Cockleshell Heroes (1955-56) Turns Tide Of The War

Warwick was a British firm headed by Irving Allen and pre-James Bond Albert R. Broccoli. They did big-scale actioners meant to compete with a best the Yanks could deliver. War themes were a staple, big names lured from our shores to headline. So far there'd been Alan Ladd in several, Victor Mature for Safari and Zarak, plus oddball of a sci-fi, The Gamma People, with Paul Douglas. The big Cockleshell name was director and star Jose Ferrer, riding a career crest and regarded a triple, if not more, threat, for whatever project he took on, the Jack Buchanan character in MGM's The Bandwagon said to have spoofed him. The story was fact-based, impossible mission stuff, grim outcome from which Warwick doesn't shrink. There weren't a lot of war pix where objective was achieved at cost of nearly all personnel, as here, but it's that integrity that elevates Cockleshell Heroes. Did Robert Aldrich observe and take note for his later The Dirty Dozen? The latter seems a remake in many ways: comic-flavored training and war games in a first half, dead serious penetration of enemy territory for the second.

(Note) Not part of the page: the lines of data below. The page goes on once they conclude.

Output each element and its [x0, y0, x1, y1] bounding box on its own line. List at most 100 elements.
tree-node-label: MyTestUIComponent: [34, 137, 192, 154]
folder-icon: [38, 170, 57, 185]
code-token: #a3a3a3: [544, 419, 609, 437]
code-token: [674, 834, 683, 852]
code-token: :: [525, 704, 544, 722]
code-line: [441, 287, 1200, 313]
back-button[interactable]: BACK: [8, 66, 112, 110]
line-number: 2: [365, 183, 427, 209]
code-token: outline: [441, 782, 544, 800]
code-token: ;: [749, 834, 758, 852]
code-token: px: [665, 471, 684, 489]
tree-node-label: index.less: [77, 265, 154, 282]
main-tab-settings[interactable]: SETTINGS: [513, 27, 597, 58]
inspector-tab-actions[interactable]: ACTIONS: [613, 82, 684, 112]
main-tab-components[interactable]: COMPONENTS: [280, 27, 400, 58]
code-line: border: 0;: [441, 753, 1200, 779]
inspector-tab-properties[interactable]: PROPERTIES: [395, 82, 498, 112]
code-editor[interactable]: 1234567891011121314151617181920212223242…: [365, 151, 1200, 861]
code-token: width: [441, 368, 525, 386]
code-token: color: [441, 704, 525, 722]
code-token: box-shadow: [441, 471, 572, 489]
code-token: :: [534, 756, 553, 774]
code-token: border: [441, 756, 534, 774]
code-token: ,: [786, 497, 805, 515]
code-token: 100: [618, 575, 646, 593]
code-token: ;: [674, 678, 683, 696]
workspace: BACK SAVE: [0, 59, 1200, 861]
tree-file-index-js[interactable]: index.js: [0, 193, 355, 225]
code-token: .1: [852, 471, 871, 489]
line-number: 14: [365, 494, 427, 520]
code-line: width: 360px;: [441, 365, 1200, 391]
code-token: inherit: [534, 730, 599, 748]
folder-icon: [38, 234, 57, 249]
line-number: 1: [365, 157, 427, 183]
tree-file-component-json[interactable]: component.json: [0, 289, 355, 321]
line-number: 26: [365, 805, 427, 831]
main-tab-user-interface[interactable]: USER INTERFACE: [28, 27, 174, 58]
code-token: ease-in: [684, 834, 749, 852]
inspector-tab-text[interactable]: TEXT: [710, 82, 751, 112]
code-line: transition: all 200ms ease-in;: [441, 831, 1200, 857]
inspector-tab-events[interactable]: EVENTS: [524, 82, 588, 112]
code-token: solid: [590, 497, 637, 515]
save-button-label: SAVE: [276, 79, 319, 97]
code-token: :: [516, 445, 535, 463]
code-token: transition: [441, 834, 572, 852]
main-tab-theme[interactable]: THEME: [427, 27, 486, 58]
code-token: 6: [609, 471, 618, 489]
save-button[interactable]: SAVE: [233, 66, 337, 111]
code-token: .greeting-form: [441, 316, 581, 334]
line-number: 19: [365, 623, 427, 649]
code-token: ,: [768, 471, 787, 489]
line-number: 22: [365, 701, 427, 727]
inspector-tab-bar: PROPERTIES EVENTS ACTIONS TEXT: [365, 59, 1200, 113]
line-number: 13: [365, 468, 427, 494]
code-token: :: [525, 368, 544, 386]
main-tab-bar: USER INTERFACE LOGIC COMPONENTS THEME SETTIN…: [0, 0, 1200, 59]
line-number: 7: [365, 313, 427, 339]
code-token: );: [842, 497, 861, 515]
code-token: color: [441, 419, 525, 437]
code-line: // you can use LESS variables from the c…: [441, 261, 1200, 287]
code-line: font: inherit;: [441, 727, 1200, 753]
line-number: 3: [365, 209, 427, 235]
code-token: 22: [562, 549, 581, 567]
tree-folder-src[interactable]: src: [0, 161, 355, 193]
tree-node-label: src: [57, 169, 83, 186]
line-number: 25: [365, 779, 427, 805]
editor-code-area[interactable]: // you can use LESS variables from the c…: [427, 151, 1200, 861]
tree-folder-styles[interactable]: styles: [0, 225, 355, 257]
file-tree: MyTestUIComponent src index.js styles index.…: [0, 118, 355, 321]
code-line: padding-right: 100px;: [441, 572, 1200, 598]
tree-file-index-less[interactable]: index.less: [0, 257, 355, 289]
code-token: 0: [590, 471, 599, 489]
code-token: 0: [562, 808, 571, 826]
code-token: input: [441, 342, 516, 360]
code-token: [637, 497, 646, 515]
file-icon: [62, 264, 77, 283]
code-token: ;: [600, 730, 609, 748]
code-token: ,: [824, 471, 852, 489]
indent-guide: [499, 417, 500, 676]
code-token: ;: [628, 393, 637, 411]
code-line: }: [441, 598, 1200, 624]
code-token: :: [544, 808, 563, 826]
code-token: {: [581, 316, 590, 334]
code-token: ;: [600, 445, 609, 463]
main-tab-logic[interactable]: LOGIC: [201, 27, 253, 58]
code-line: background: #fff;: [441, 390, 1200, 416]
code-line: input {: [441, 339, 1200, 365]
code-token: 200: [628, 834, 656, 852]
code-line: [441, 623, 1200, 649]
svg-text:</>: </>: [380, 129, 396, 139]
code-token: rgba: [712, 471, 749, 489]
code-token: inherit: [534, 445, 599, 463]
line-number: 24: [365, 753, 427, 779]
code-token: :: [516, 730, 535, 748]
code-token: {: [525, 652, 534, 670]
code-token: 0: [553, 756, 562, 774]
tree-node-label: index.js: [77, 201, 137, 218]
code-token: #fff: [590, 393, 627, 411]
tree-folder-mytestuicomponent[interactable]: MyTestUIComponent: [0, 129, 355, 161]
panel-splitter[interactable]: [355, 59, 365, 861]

Trevor Howard acquits well as Ferrer's opposite number; they clash and eventually join in detailing the raid. Eager Brit thesps don uniform, some to join Hammer ranks in years to come: John Van Eyssen (Horror Of Dracula) is among volunteers, and Christopher Lee commands a submarine rendezvous. The Cockleshell Heroes is best seen wide, as on Sony's HD channel.